This is a photo that to our family is and will always be a very special one indeed. It represents a promise and a commitment and a colossal leap of faith to be sure. It expresses love but also vulnerability. It is a picture of August and his birthmother Katelyn, who has pledged to be a consistent and permanent presence in August’s life. And it is with her permission that I can share this here.
Katelyn is a young woman–a brave and selfless young woman, in my humble opinion–who created an adoption plan prior to August’s birth, a decision not made lightly but one that she felt was in his best interest. Despite her young years, she had the foresight to know that she was at a place in her life where she couldn’t be the parent she would want to be; and so she chose us as August’s parents and asked if we would be amenable to some degree of openness.
At the forefront of every decision we make for our children is the question: Is this what is best for our child? And it has always been our contention that surrounding ourselves with people who want to love our children is most assuredly in their best interest. August will grow up hearing from us that his birthmother made this decision out of the deepest of love for him; but he will have the added benefit of also being able to hear it from her. That is a gift unparalleled.
The visits we have with Katelyn are surely to establish and enhance the relationship that she and August will build, but I would argue that they are something more. The more we get to know her, the more it is clear that she, as much as anyone else, is a member of our family.

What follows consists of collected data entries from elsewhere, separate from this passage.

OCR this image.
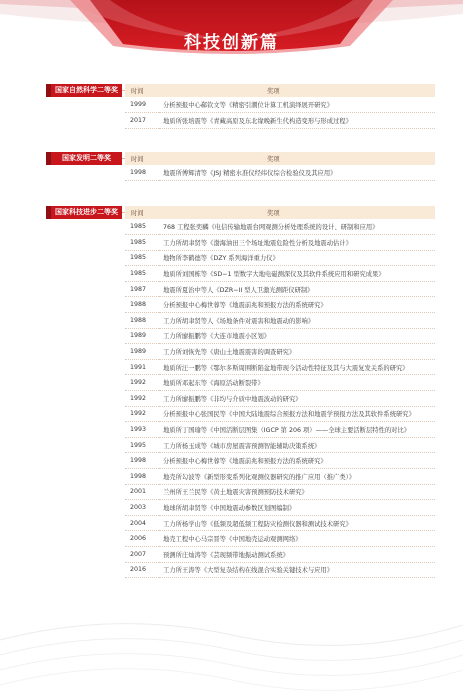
科技创新篇
国家自然科学二等奖	时间	奖项
1999	分析预报中心郗钦文等《精密引潮位计算工机演绎展开研究》
2017	地质所张培震等《青藏高原及东北缘晚新生代构造变形与形成过程》
国家发明二等奖	时间	奖项
1998	地震所傅辉清等《JSJ 精密水准仪经纬仪综合检验仪及其应用》
国家科技进步二等奖	时间	奖项
1985	768 工程张奕麟《电信传输地震台网观测分析处理系统的设计、研制和应用》
1985	工力所胡聿贤等《渤海油田三个场址地震危险性分析及地震动估计》
1985	地物所李鹤德等《DZY 系列海洋重力仪》
1985	地质所刘国栋等《SD−1 型数字大地电磁测深仪及其软件系统应用和研究成果》
1987	地震所夏治中等人《DZR−II 型人卫激光测距仪研制》
1988	分析预报中心梅世蓉等《地震前兆和预报方法的系统研究》
1988	工力所胡聿贤等人《场地条件对震害和地震动的影响》
1989	工力所廖振鹏等《大连市地震小区划》
1989	工力所刘恢先等《唐山土地震震害的调查研究》
1991	地质所汪一鹏等《鄂尔多斯周围断陷盆地带现今活动性特征及其与大震复发关系的研究》
1992	地质所邓起东等《海原活动断裂带》
1992	工力所廖振鹏等《非均与介质中地震波动的研究》
1992	分析预报中心张国民等《中国大陆地震综合预报方法和地震学预报方法及其软件系统研究》
1993	地质所丁国瑜等《中国活断层图集（IGCP 第 206 项）——全球主要活断层特性的对比》
1995	工力所杨玉成等《城市房屋震害预测智能辅助决策系统》
1998	分析预报中心梅世蓉等《地震前兆和预报方法的系统研究》
1998	地壳所勾波等《新型形变系列化观测仪器研究的推广应用（推广类）》
2001	兰州所王兰民等《黄土地震灾害预测预防技术研究》
2003	地球所胡聿贤等《中国地震动参数区划图编制》
2004	工力所杨学山等《低频及超低频工程防灾检测仪器和测试技术研究》
2006	地壳工程中心马宗晋等《中国地壳运动观测网络》
2007	预测所庄灿涛等《芸现频带地振动测试系统》
2016	工力所王涛等《大型复杂结构在线混合实验关键技术与应用》
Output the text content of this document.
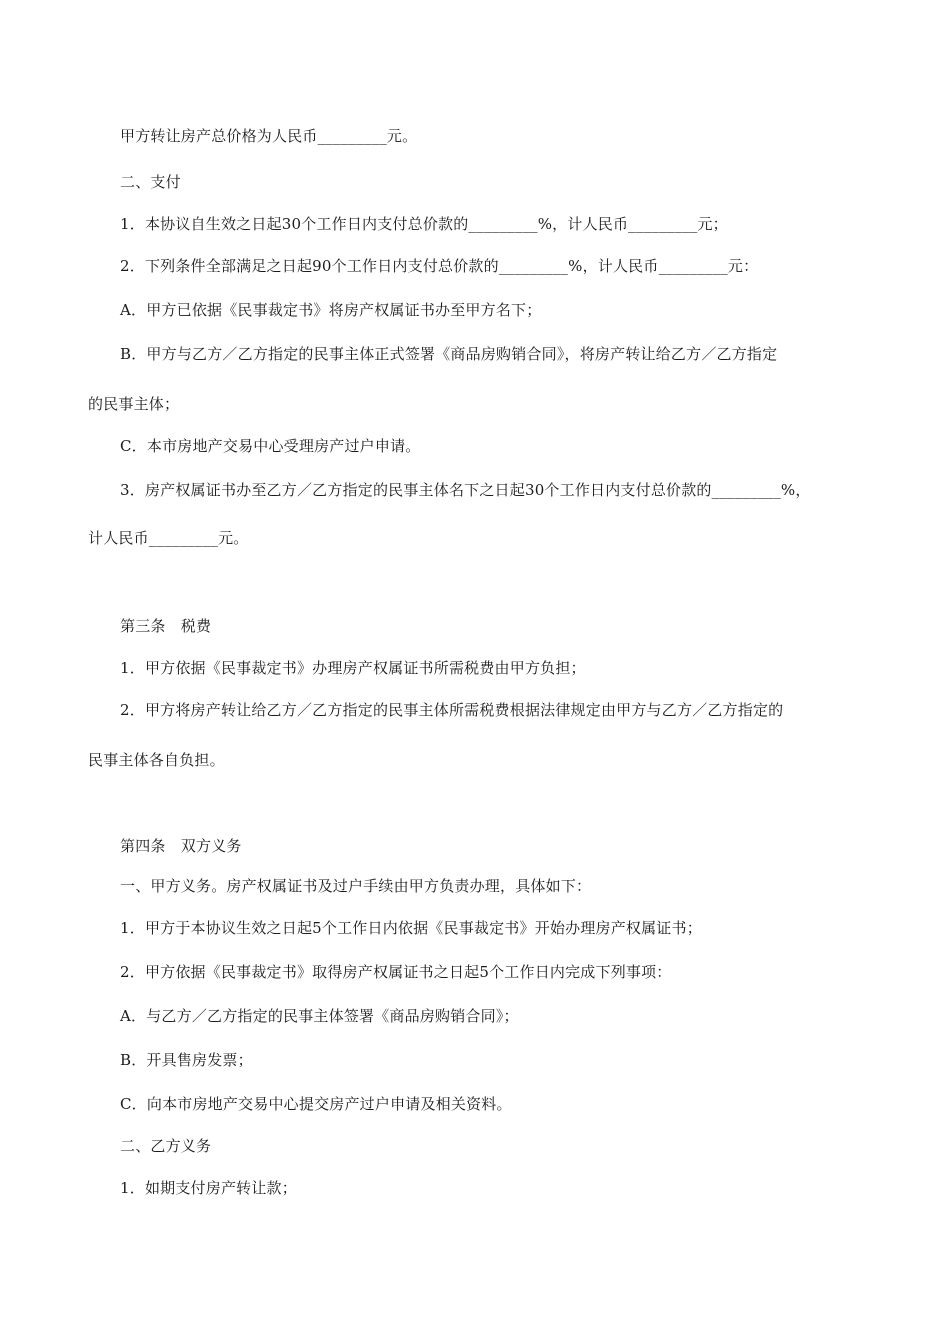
甲方转让房产总价格为人民币_________元。
二、支付
1．本协议自生效之日起30个工作日内支付总价款的_________%，计人民币_________元；
2．下列条件全部满足之日起90个工作日内支付总价款的_________%，计人民币_________元：
A．甲方已依据《民事裁定书》将房产权属证书办至甲方名下；
B．甲方与乙方／乙方指定的民事主体正式签署《商品房购销合同》，将房产转让给乙方／乙方指定
的民事主体；
C．本市房地产交易中心受理房产过户申请。
3．房产权属证书办至乙方／乙方指定的民事主体名下之日起30个工作日内支付总价款的_________%，
计人民币_________元。
第三条　税费
1．甲方依据《民事裁定书》办理房产权属证书所需税费由甲方负担；
2．甲方将房产转让给乙方／乙方指定的民事主体所需税费根据法律规定由甲方与乙方／乙方指定的
民事主体各自负担。
第四条　双方义务
一、甲方义务。房产权属证书及过户手续由甲方负责办理，具体如下：
1．甲方于本协议生效之日起5个工作日内依据《民事裁定书》开始办理房产权属证书；
2．甲方依据《民事裁定书》取得房产权属证书之日起5个工作日内完成下列事项：
A．与乙方／乙方指定的民事主体签署《商品房购销合同》；
B．开具售房发票；
C．向本市房地产交易中心提交房产过户申请及相关资料。
二、乙方义务
1．如期支付房产转让款；
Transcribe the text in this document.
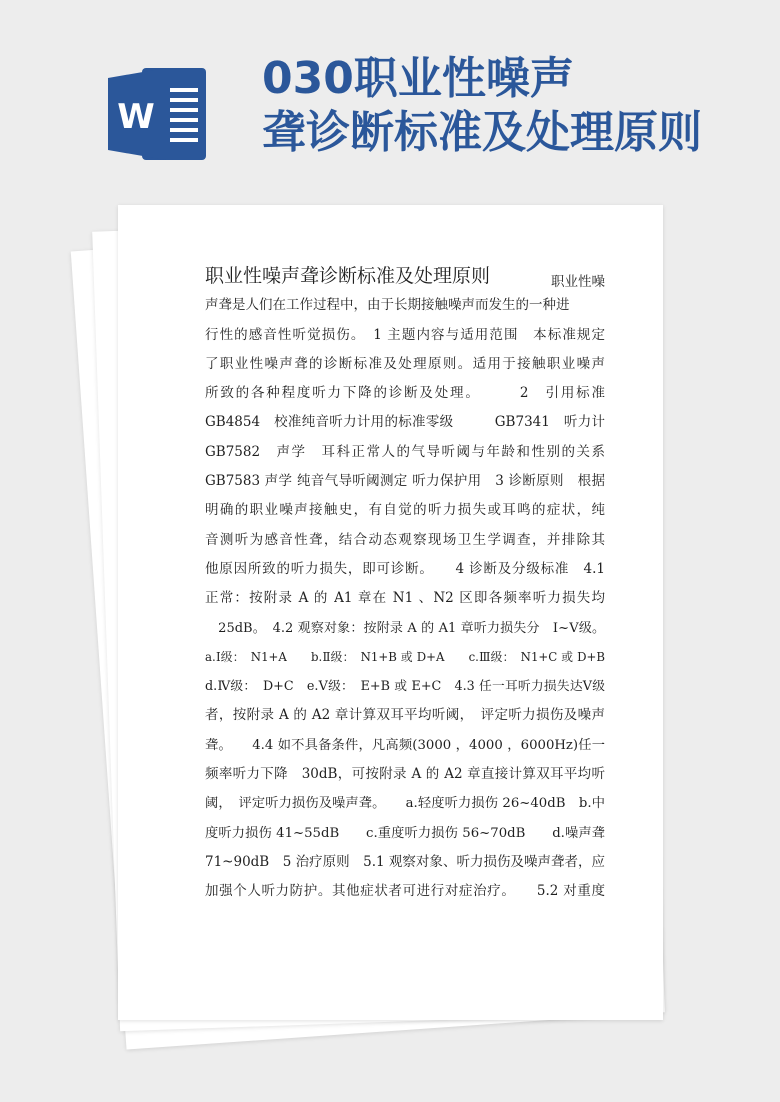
W
030职业性噪声
聋诊断标准及处理原则
职业性噪声聋诊断标准及处理原则	职业性噪
声聋是人们在工作过程中，由于长期接触噪声而发生的一种进
行性的感音性听觉损伤。　1 主题内容与适用范围　本标准规定
了职业性噪声聋的诊断标准及处理原则。适用于接触职业噪声
所致的各种程度听力下降的诊断及处理。　　　2　引用标准
GB4854　校准纯音听力计用的标准零级　　　GB7341　听力计
GB7582　声学　耳科正常人的气导听阈与年龄和性别的关系
GB7583 声学 纯音气导听阈测定 听力保护用　3 诊断原则　根据
明确的职业噪声接触史，有自觉的听力损失或耳鸣的症状，纯
音测听为感音性聋，结合动态观察现场卫生学调查，并排除其
他原因所致的听力损失，即可诊断。　　4 诊断及分级标准　4.1
正常：按附录 A 的 A1 章在 N1 、N2 区即各频率听力损失均
　25dB。　4.2 观察对象：按附录 A 的 A1 章听力损失分　Ⅰ~Ⅴ级。
a.Ⅰ级：　N1+A　　b.Ⅱ级：　N1+B 或 D+A　　c.Ⅲ级：　N1+C 或 D+B
d.Ⅳ级：　D+C　e.Ⅴ级：　E+B 或 E+C　4.3 任一耳听力损失达Ⅴ级
者，按附录 A 的 A2 章计算双耳平均听阈，　评定听力损伤及噪声
聋。　　4.4 如不具备条件，凡高频(3000 ，4000 ，6000Hz)任一
频率听力下降　30dB，可按附录 A 的 A2 章直接计算双耳平均听
阈，　评定听力损伤及噪声聋。　　a.轻度听力损伤 26~40dB　b.中
度听力损伤 41~55dB　　c.重度听力损伤 56~70dB　　d.噪声聋
71~90dB　5 治疗原则　5.1 观察对象、听力损伤及噪声聋者，应
加强个人听力防护。其他症状者可进行对症治疗。　　5.2 对重度
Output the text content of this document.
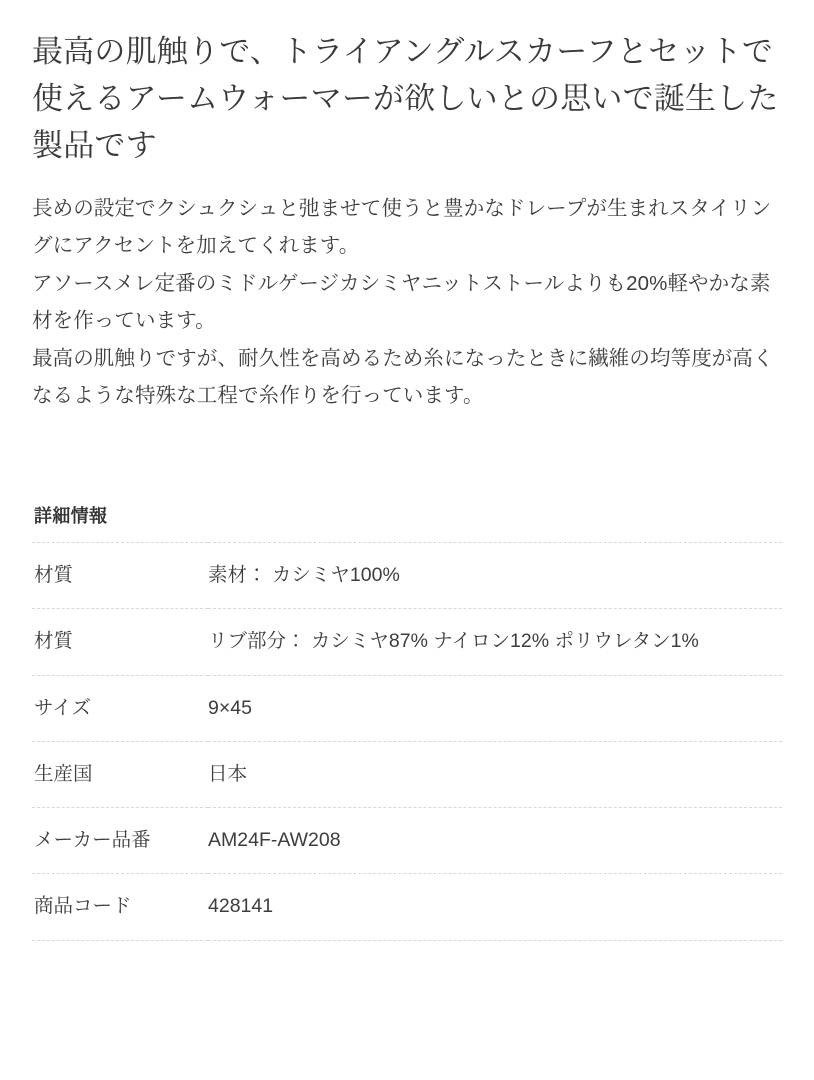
最高の肌触りで、トライアングルスカーフとセットで使えるアームウォーマーが欲しいとの思いで誕生した製品です

長めの設定でクシュクシュと弛ませて使うと豊かなドレープが生まれスタイリングにアクセントを加えてくれます。

アソースメレ定番のミドルゲージカシミヤニットストールよりも20%軽やかな素材を作っています。

最高の肌触りですが、耐久性を高めるため糸になったときに繊維の均等度が高くなるような特殊な工程で糸作りを行っています。

詳細情報
材質	素材： カシミヤ100%
材質	リブ部分： カシミヤ87% ナイロン12% ポリウレタン1%
サイズ	9×45
生産国	日本
メーカー品番	AM24F-AW208
商品コード	428141
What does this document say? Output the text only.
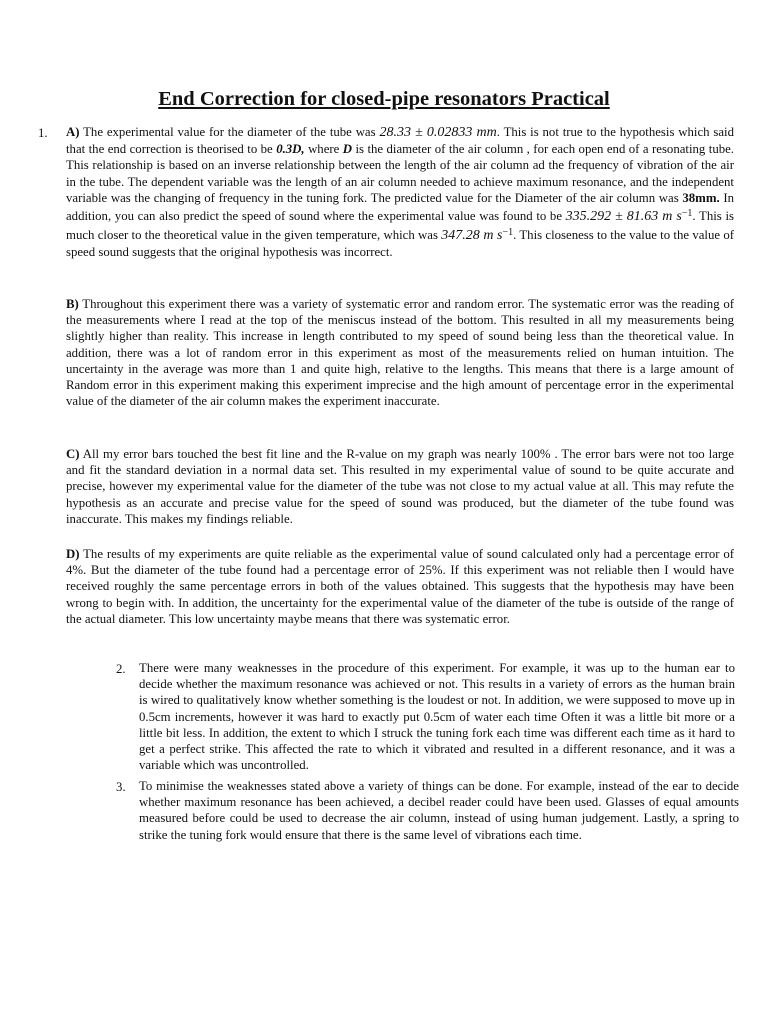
End Correction for closed-pipe resonators Practical
1. A) The experimental value for the diameter of the tube was 28.33 ± 0.02833 mm. This is not true to the hypothesis which said that the end correction is theorised to be 0.3D, where D is the diameter of the air column , for each open end of a resonating tube. This relationship is based on an inverse relationship between the length of the air column ad the frequency of vibration of the air in the tube. The dependent variable was the length of an air column needed to achieve maximum resonance, and the independent variable was the changing of frequency in the tuning fork. The predicted value for the Diameter of the air column was 38mm. In addition, you can also predict the speed of sound where the experimental value was found to be 335.292 ± 81.63 m $s^{-1}$. This is much closer to the theoretical value in the given temperature, which was 347.28 m $s^{-1}$. This closeness to the value to the value of speed sound suggests that the original hypothesis was incorrect.
B) Throughout this experiment there was a variety of systematic error and random error. The systematic error was the reading of the measurements where I read at the top of the meniscus instead of the bottom. This resulted in all my measurements being slightly higher than reality. This increase in length contributed to my speed of sound being less than the theoretical value. In addition, there was a lot of random error in this experiment as most of the measurements relied on human intuition. The uncertainty in the average was more than 1 and quite high, relative to the lengths. This means that there is a large amount of Random error in this experiment making this experiment imprecise and the high amount of percentage error in the experimental value of the diameter of the air column makes the experiment inaccurate.
C) All my error bars touched the best fit line and the R-value on my graph was nearly 100% . The error bars were not too large and fit the standard deviation in a normal data set. This resulted in my experimental value of sound to be quite accurate and precise, however my experimental value for the diameter of the tube was not close to my actual value at all. This may refute the hypothesis as an accurate and precise value for the speed of sound was produced, but the diameter of the tube found was inaccurate. This makes my findings reliable.
D) The results of my experiments are quite reliable as the experimental value of sound calculated only had a percentage error of 4%. But the diameter of the tube found had a percentage error of 25%. If this experiment was not reliable then I would have received roughly the same percentage errors in both of the values obtained. This suggests that the hypothesis may have been wrong to begin with. In addition, the uncertainty for the experimental value of the diameter of the tube is outside of the range of the actual diameter. This low uncertainty maybe means that there was systematic error.
2. There were many weaknesses in the procedure of this experiment. For example, it was up to the human ear to decide whether the maximum resonance was achieved or not. This results in a variety of errors as the human brain is wired to qualitatively know whether something is the loudest or not. In addition, we were supposed to move up in 0.5cm increments, however it was hard to exactly put 0.5cm of water each time Often it was a little bit more or a little bit less. In addition, the extent to which I struck the tuning fork each time was different each time as it hard to get a perfect strike. This affected the rate to which it vibrated and resulted in a different resonance, and it was a variable which was uncontrolled.
3. To minimise the weaknesses stated above a variety of things can be done. For example, instead of the ear to decide whether maximum resonance has been achieved, a decibel reader could have been used. Glasses of equal amounts measured before could be used to decrease the air column, instead of using human judgement. Lastly, a spring to strike the tuning fork would ensure that there is the same level of vibrations each time.
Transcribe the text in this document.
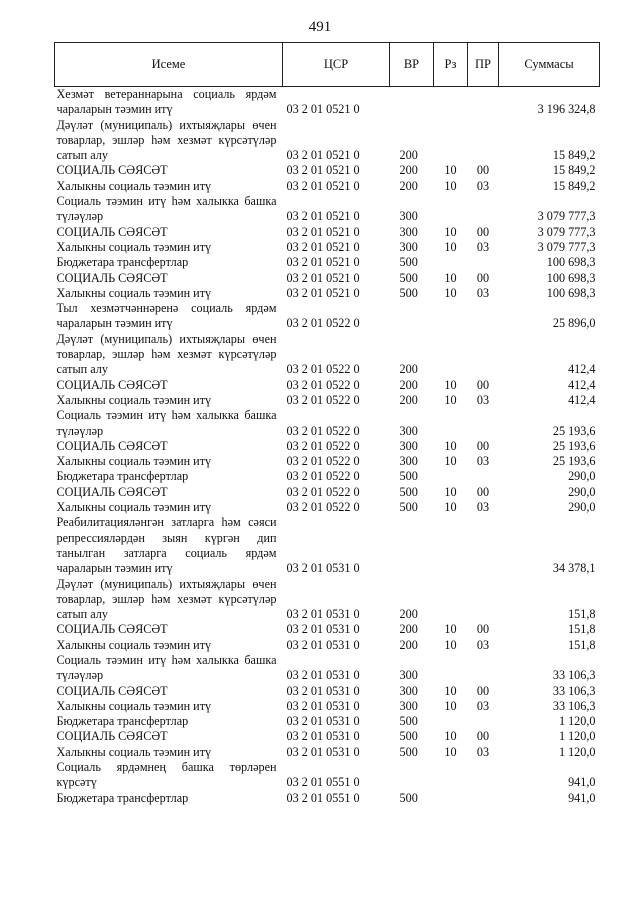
491
Исеме	ЦСР	ВР	Рз	ПР	Суммасы
Хезмәт ветераннарына социаль ярдәм чараларын тәэмин итү	03 2 01 0521 0				3 196 324,8
Дәүләт (муниципаль) ихтыяҗлары өчен товарлар, эшләр һәм хезмәт күрсәтүләр сатып алу	03 2 01 0521 0	200			15 849,2
СОЦИАЛЬ СӘЯСӘТ	03 2 01 0521 0	200	10	00	15 849,2
Халыкны социаль тәэмин итү	03 2 01 0521 0	200	10	03	15 849,2
Социаль тәэмин итү һәм халыкка башка түләүләр	03 2 01 0521 0	300			3 079 777,3
СОЦИАЛЬ СӘЯСӘТ	03 2 01 0521 0	300	10	00	3 079 777,3
Халыкны социаль тәэмин итү	03 2 01 0521 0	300	10	03	3 079 777,3
Бюджетара трансфертлар	03 2 01 0521 0	500			100 698,3
СОЦИАЛЬ СӘЯСӘТ	03 2 01 0521 0	500	10	00	100 698,3
Халыкны социаль тәэмин итү	03 2 01 0521 0	500	10	03	100 698,3
Тыл хезмәтчәннәренә социаль ярдәм чараларын тәэмин итү	03 2 01 0522 0				25 896,0
Дәүләт (муниципаль) ихтыяҗлары өчен товарлар, эшләр һәм хезмәт күрсәтүләр сатып алу	03 2 01 0522 0	200			412,4
СОЦИАЛЬ СӘЯСӘТ	03 2 01 0522 0	200	10	00	412,4
Халыкны социаль тәэмин итү	03 2 01 0522 0	200	10	03	412,4
Социаль тәэмин итү һәм халыкка башка түләүләр	03 2 01 0522 0	300			25 193,6
СОЦИАЛЬ СӘЯСӘТ	03 2 01 0522 0	300	10	00	25 193,6
Халыкны социаль тәэмин итү	03 2 01 0522 0	300	10	03	25 193,6
Бюджетара трансфертлар	03 2 01 0522 0	500			290,0
СОЦИАЛЬ СӘЯСӘТ	03 2 01 0522 0	500	10	00	290,0
Халыкны социаль тәэмин итү	03 2 01 0522 0	500	10	03	290,0
Реабилитацияләнгән затларга һәм сәяси репрессияләрдән зыян күргән дип танылган затларга социаль ярдәм чараларын тәэмин итү	03 2 01 0531 0				34 378,1
Дәүләт (муниципаль) ихтыяҗлары өчен товарлар, эшләр һәм хезмәт күрсәтүләр сатып алу	03 2 01 0531 0	200			151,8
СОЦИАЛЬ СӘЯСӘТ	03 2 01 0531 0	200	10	00	151,8
Халыкны социаль тәэмин итү	03 2 01 0531 0	200	10	03	151,8
Социаль тәэмин итү һәм халыкка башка түләүләр	03 2 01 0531 0	300			33 106,3
СОЦИАЛЬ СӘЯСӘТ	03 2 01 0531 0	300	10	00	33 106,3
Халыкны социаль тәэмин итү	03 2 01 0531 0	300	10	03	33 106,3
Бюджетара трансфертлар	03 2 01 0531 0	500			1 120,0
СОЦИАЛЬ СӘЯСӘТ	03 2 01 0531 0	500	10	00	1 120,0
Халыкны социаль тәэмин итү	03 2 01 0531 0	500	10	03	1 120,0
Социаль ярдәмнең башка төрләрен күрсәтү	03 2 01 0551 0				941,0
Бюджетара трансфертлар	03 2 01 0551 0	500			941,0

For many reasons, this opportunity is not present or, it would seem, even possible, for Oscar and Edgar. The situations with their birthparents are strikingly different–from August’s and from each other’s–making the likelihood at this time of a connection virtually nonexistent. But it is my hope, as they watch August and Katelyn together, that they will see the parallels and understand that a birthmother who chooses adoption does so not because she doesn’t love but because she love so much that she sacrifices in ways only few can imagine. And I hope that all my children–as they watch this life unfold–are able to bask in the love–however it is articulated–that surrounds them.